I think it stand out to me because my older dd is such a cuddler and still is. I guess I should be happy I have at least one!


----------



## Meg_s (Apr 13, 2006)

my 9 month old ds is like that...he's always needed to be held, but HATES to snuggle or cuddle. He'll squirm and complain until you put him down (then he'll want back up) or until you start to DO something. DH and I are hoping the next one is snuggly


----------



## Mama Poot (Jun 12, 2006)

My 11 month old son isn't very cuddly either. He's always soooo interested in other things, and wants to crawl, stand up, pull books from the shelves, shred magazines ( he's doing that as I type







) that cuddling just isn't an option most of the time. Like you, I've worn him in a sling since he was born, and he still loves "sling time", which happens while we go for walks, or to the grocery store or mall. Maybe they get enough close time with Mama while they're in the sling, and that's why they aren't interested in cuddling at other times? I know DS is just very independent, and its been hard to get Grandma and other family to accept this. They try to hold him "like a baby"







but he fusses and squirms, and I feel like I'm talking to a little kid who doesn't leave kittens or puppies alone, and I have to REMIND them to put DS down and let him crawl. Don't worry about your little one. I'm sure she's just fine


----------



## gr33nie (Mar 16, 2006)

I would not WORRY but keep a watchful eye. If my DS is awake and alert (he is 9 months) he is not really into cuddling. He wants to know that I am right there and he enjoys being tickled and held but I wouldn't say that he wants to be cuddled all the time. It's only when he is really sleepy that he snuggles in. He sleeps in a twin bed next to our queen and for naps I nurse him lying down and that is a really nice cuddle time for us.

As far as the eye contact goes. I am pretty 100% sure that my DS is not autistic but he has never liked to make eye contact with the person who is holding him and I guess has only brief periods of eye contact during play. IMO when people talk about kids who are autistic not making eye contact they are talking about an age when they are able to converse and will not make eye contact while conversing with you.

Your DD sounds pretty typical to me. Just watch for developmental milestones or if you have a feeling that 'something is not right'.

hth!


----------



## loewymartin (Mar 23, 2004)

I could have written your post. I have a 4 year old DD who is the biggest cuddler going. Always wants to just hang out and cuddle.

My youngest DD however was never a cuddler. If I tried to give her a hug for more than a second or so she would push me away







Even if she was hurt and I was trying to comfort her she would straight-arm me and push me away.

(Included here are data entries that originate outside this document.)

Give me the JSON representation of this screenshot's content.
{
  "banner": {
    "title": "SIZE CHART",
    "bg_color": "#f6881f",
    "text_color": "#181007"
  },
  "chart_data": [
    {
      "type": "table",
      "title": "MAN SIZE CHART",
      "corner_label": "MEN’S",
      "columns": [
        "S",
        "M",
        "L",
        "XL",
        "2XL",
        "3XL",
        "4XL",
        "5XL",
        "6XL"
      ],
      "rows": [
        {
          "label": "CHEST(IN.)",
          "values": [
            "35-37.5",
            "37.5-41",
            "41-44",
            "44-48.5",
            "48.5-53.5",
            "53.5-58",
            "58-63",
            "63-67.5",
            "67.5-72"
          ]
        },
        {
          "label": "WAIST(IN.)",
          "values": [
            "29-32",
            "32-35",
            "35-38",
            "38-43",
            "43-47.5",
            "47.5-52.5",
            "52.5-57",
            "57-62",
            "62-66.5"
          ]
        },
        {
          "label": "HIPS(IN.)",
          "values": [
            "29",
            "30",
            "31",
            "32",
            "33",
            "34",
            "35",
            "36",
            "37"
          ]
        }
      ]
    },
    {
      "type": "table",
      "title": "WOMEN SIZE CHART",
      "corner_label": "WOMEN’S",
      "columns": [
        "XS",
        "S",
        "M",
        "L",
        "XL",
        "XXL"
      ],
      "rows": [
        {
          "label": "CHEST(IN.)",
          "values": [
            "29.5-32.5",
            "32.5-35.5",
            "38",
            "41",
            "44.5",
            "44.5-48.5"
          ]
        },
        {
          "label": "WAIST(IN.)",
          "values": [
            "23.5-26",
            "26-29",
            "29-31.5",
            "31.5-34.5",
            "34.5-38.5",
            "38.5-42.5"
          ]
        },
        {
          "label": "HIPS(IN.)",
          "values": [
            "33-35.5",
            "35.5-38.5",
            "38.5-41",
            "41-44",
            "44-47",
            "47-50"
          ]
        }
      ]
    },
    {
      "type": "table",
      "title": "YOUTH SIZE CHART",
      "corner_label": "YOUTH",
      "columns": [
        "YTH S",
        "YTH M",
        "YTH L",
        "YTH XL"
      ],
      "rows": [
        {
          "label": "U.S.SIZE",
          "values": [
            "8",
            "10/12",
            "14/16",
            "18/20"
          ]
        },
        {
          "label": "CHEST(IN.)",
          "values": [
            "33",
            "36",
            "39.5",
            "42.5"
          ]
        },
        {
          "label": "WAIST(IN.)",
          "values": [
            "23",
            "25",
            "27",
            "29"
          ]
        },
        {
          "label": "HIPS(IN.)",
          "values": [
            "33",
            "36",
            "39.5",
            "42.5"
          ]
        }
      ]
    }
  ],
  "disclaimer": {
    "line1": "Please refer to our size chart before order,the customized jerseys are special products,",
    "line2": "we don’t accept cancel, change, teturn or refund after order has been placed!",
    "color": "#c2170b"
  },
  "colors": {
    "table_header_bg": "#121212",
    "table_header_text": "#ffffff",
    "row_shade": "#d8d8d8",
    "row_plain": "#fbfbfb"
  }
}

She will be 1 next week, and in the last week or so I've noticed a big change. She will not only let me hug her, but she will waddle over, give me a hug and then go back to doing whatever it was she was doing. When I lift her up she gives me a quick squeeze too. I don't think she will be a "sit on the couch and cuddle for an hour" kid like my first DD, but I do think she's finally coming around to the idea of hugs







I'd take a wait and see approach. Watch for additional signs, but I think your DC may grow out of it like mine seems to be doing.


----------